There are days when brokenness is palpable. There is brokenness in my community of friends, several of whom struggle with the pain of loss and have been recently visited by the depths of grief. There is brokenness in the federal government impasse. There is brokenness in workplace and work-life tensions. There is brokenness in letting go, saying good-bye, recognizing unhealed wounds in our own lives and spirit that are activated by the pain we encounter in the world. This life can be a hard road to travel.
I’ve been thinking about brokenness today for these reasons, and perhaps that is what made me step into a dialogue on Facebook around a Fresh Air interview Terry Gross conducted with Elizabeth Smart. To me, this story is all about brokenness. If you haven’t heard it, here is the link. Listen to all of it, not just the surface. There is one part I really want to talk about in which I think there is a profound lesson, a small point of light:
Now, there are two things that strike me about this interview. The first is that while Elizabeth Smart may come across as confident, self-assured, and ‘healed” during this interview, I believe that brokenness is still the main theme which comes through in this conversation. She talks about being so drained of everything by her captors that she couldn’t even fathom telling anyone what her name was. This level of broken is something that, mercifully, most of us will never have to experience. But people do. Some of them are famous, and some of them are known only to themselves. Some experience hurt by captors who will later pay the price. Some will be hurt by people who will continue to have power over themselves and others, and who may never come to “justice” in our society. Some will be so broken that they will hurt others the same way they were hurt, perhaps just trying to touch the face of what it feels like to be human and have identity. This is a painfully difficult reality to take in.
But, what this story offers for me is the recognition that brokenness is not the end of the story. Brokenness is a fragile state that empties us. Maybe, just maybe, the depths of our brokenness empties us and opens us up so that even the smallest acts of grace can seep in. You’ll notice I didn’t say “fix it” because that could take days, weeks, years, a lifetime or perhaps even more. Open wounds don’t heal rapidly. Sometimes our deepest wounds are still healing below the surface even when they begin to pass inspection on the outside. But all this brokenness leaves room for so much grace.
This brings me to what was, for me, the most lasting and perhaps unsettling aspect of this interview. At one point mid-way through the interview, Elizabeth describes to Terry how people would notice her in the complete head to toe covered robes that she was wearing. I painfully listened as Elizabeth described how she would notice people crossing the street in downtown Salt Lake, how they would walk as far away from her and her captors as possible without making eye contact, then they would cross back to pass them. All the while, she knew this was to avoid having to make contact.

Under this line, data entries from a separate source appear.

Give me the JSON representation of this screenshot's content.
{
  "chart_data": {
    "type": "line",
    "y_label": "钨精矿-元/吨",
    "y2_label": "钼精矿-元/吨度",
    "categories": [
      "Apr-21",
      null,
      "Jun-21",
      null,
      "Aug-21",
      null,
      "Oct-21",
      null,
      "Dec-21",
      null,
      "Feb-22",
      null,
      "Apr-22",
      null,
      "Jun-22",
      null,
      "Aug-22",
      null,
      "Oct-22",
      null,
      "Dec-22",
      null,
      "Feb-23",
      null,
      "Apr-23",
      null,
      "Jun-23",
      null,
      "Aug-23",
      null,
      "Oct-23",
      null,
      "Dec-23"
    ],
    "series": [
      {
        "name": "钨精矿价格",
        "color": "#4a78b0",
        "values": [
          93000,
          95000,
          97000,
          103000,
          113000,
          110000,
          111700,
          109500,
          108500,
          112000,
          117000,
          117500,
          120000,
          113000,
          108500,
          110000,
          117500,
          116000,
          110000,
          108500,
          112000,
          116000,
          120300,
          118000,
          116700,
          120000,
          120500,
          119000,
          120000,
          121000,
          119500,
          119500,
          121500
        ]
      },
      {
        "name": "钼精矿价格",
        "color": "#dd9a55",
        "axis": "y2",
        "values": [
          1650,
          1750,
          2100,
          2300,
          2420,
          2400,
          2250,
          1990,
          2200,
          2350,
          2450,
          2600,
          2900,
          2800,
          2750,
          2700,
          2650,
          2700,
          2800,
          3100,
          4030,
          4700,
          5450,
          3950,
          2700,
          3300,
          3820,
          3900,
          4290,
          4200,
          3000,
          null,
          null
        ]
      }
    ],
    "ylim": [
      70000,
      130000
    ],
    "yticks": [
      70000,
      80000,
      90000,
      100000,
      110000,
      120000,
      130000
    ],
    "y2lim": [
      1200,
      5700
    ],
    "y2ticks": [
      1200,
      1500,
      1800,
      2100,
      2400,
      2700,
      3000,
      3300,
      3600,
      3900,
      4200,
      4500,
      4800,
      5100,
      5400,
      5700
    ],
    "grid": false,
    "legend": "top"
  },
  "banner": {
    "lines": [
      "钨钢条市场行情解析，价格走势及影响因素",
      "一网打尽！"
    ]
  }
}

Ouch. That one hit my heart.
This pained me, because its real. I see it daily, and I engage in it just like the rest of the world. Pretending not to see. Stepping away from something that seems bizarre and out of place. Defining the world by “us” and “them” and putting up a wall between myself and the world of pain that emerges when I realize how much the other may be going through that I simply don’t know about and perhaps cannot even comprehend. I do willingly step in to brokenness with my friends, or people with whom I work with in professional and personal helping capacities. But it is really easy for me to divert away from other widespread brokenness in the world. We can walk to the other side of the street metaphorically so many times. Is there a captive, broken young soul that we pass up the opportunity to assist when we do that? Possibly. Can we fix everyone we see? Probably not. And that juxtaposition between caring but feeling incompetent to fix is one of the things that keeps us from crossing over to the other side.
Let’s for just a moment consider that it isn’t our job to “fix” people, but to simply be present in this world with them as connected, loving human beings. We cannot in our limited human capacity fix homelessness, poverty, abuse, mental health, death, grief…the list goes on. We can, however, be present in a broken world to make eye contact. To say a prayer. To learn someone’s name. To offer basic, momentary support. To advocate. To give voice to those whose circumstances silence them. To stand up and say something when power is misused. These are just simple, daily actions. But, if we engage in them with intention they transform into acts of radical compassion.
In a broken world, there are enough gaps that our simple acts can find ample opportunity to sink in. From a faith perspective, this may mean that we allow divine grace to use us exactly as we are, as one of a thousand small moments that could seep in and begin to fill the cracks of brokenness. From a human perspective, irrespective of whether we believe in a higher power or a greater purpose, we act in ways of human compassion because in those actions the world of this present moment changes, even incrementally. This bends the arc toward justice, compassionate action after compassionate action.
If we are still enough to take it in, we may also experience the transformative grace that seeps in to cracks of our own brokenness, too.